Multidimensional self-trapping in linear and nonlinear potentials

Solitons are typically stable objects in 1D models, but their straightforward extensions to 2D and 3D settings tend to be unstable. In particular, the ubiquitous nonlinear Schroedinger (NLS) equation with the cubic self-focusing, creates only unstable 2D and 3D solitons, because the same equation gives rise to the critical and supercritical collapse in the 2D and 3D cases, respectively. This article offers, first, a review of relevant settings which, nevertheless, make it possible to create stable 2D and 3D solitons, including ones with embedded vorticity. The main stabilization schemes considered here are: (i) competing (e.g., cubic-quintic) and saturable nonlinearities; (2) linear and nonlinear trapping potentials; (3) the Lee-Huang-Yang correction to the BEC dynamics, leading to the formation of robust quantum droplets; (4) spin-orbit-coupling (SOC) effects in binary BEC; (5) emulation of SOC in nonlinear optical waveguides, including PT-symmetric ones.

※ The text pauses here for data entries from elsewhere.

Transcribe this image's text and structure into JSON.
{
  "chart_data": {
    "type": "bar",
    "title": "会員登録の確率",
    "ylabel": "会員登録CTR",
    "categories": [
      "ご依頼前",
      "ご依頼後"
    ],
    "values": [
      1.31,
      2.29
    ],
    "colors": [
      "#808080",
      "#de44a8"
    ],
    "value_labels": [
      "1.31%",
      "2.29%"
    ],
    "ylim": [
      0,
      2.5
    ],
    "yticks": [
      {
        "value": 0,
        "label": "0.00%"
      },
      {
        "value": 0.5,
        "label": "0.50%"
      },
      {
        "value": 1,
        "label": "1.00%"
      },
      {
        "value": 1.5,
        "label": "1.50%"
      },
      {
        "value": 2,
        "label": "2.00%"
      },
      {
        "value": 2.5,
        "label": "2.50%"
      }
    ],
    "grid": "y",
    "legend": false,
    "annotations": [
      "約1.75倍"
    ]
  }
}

Further, a detailed summary is presented for results which demonstrate the creation of stable 2D and 3D solitons by schemes based on the usual linear trapping potentials or effective nonlinear ones, which may be induced by means of spatial modulation of the local nonlinearity strength. The latter setting is especially promising, making it possible to use self-defocusing media, with the local nonlinearity strength growing fast enough from the center to periphery, for the creation of a great variety of stable multidimensional modes. In addition to fundamental ones and vortex rings, the 3D modes may be hopfions, i.e., twisted vortex rings with two independent topological charges. Many results for the multidimensional solitons are obtained, in such settings, not only in a numerical form, but also by means of analytical methods, such as the variational and Thomas-Fermi approximations.